Knotel, which has this week raised $400 million, giving it unicorn status, has done a few things differently. It’s now raised a total of $560 million, and is now valued at more than $1 billion.
It’s reversed the WeWork “co-working” model and instead of “WeWork” branding everywhere, simply leases buildings, takes a small office for its staff and then kits out the building with modular furniture a company can just move straight into and call their own. Companies can flex up or down in size as they please, all with their name on the front of the building, not Knotel.
Instead of expanding everywhere, as WeWork seems intent on doing, it’s going after only the world’s 30 largest cities, and going in as deep as possible into each one.
Its model is simpler than WeWork’s, and there’s no free beer: flexible workspaces; cheaper capital expenditures; operational flexibility.
There is also a real tech play here. Its “Baya” product is a blockchain platform used internally to facilitate data-driven acquisition decisions and reduce company costs, while “Geometry” is a subscription service to make furnishing your office far easier, faster and cost-flexible. But, interestingly, CEO / founder Amol Sarva says tech is only used to enhance the core real estate offering. If it doesn’t do that, they don’t add it to the business.
The company now has more than 4 million square feet across more than 200 locations in places like New York, San Francisco, London, Los Angeles, Washington, D.C., Paris, Berlin and others cities. Its London footprint now stands at 263,000 square feet across 63 locations and is aiming to overtake WeWork in London this year, having achieved this in New York earlier in the year, it says.

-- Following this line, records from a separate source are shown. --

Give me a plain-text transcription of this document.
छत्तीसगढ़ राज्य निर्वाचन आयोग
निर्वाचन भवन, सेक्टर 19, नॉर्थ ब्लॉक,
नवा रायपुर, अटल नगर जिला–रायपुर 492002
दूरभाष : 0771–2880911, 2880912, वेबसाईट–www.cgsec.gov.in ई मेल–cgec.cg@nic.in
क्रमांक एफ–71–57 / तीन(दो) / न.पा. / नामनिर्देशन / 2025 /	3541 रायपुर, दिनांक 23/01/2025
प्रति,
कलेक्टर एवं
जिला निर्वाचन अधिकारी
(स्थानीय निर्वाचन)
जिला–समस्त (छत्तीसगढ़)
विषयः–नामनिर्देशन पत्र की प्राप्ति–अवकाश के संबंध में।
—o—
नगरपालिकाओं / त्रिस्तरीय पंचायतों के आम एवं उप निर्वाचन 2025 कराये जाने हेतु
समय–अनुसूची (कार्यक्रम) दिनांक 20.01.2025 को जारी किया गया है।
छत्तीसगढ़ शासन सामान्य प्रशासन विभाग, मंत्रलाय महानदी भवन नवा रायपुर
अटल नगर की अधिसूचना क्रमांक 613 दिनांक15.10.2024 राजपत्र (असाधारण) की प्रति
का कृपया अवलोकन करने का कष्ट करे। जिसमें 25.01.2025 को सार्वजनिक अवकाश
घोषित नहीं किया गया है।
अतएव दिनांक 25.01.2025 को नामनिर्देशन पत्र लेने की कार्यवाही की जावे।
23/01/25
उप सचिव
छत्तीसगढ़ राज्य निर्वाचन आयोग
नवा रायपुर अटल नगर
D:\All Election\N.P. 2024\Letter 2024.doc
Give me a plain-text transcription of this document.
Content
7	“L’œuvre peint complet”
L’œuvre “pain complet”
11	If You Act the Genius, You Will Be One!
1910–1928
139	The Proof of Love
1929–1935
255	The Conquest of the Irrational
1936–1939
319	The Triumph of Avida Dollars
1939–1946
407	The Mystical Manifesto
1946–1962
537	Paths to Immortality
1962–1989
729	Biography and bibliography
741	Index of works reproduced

Furthermore, WeWork has not revealed the profit margins for its enterprise memberships, which offer greater customization and are sold to organizations with more than 500 employees, but these typically account for a large proportion of its revenue and are its fastest-growing type of membership.
But this enterprise membership market is precisely the target market for Knotel.
At the same time, Knotel does not provide shared spaces for freelancers and company satellite locations as WeWork does, but focuses on providing private and fully furnished workspaces to large enterprises.
Sarva asserts his company can overtake WeWork in 18 to 24 months: “It’ll be like eBay and Amazon, Myspace and Facebook,” he says.
Is he right? Will it transpire that WeWork was actually the MySpace of flexible office space? After all, Myspace “looked” like it was a tech play, but when we all eventually looked under the hood, it was closer to a GeoCities — a play to simply publish a personal page. It didn’t change the face of technology, in the way, say, Facebook did.
Despite all of WeWork’s protestations that it deserves a tech company valuation, is it in fact Knotel that is employing the technology that actually matters to the business, and growing on far less capital?
It may well be that WeWork turns out to be not a Unicorn but an Icarus.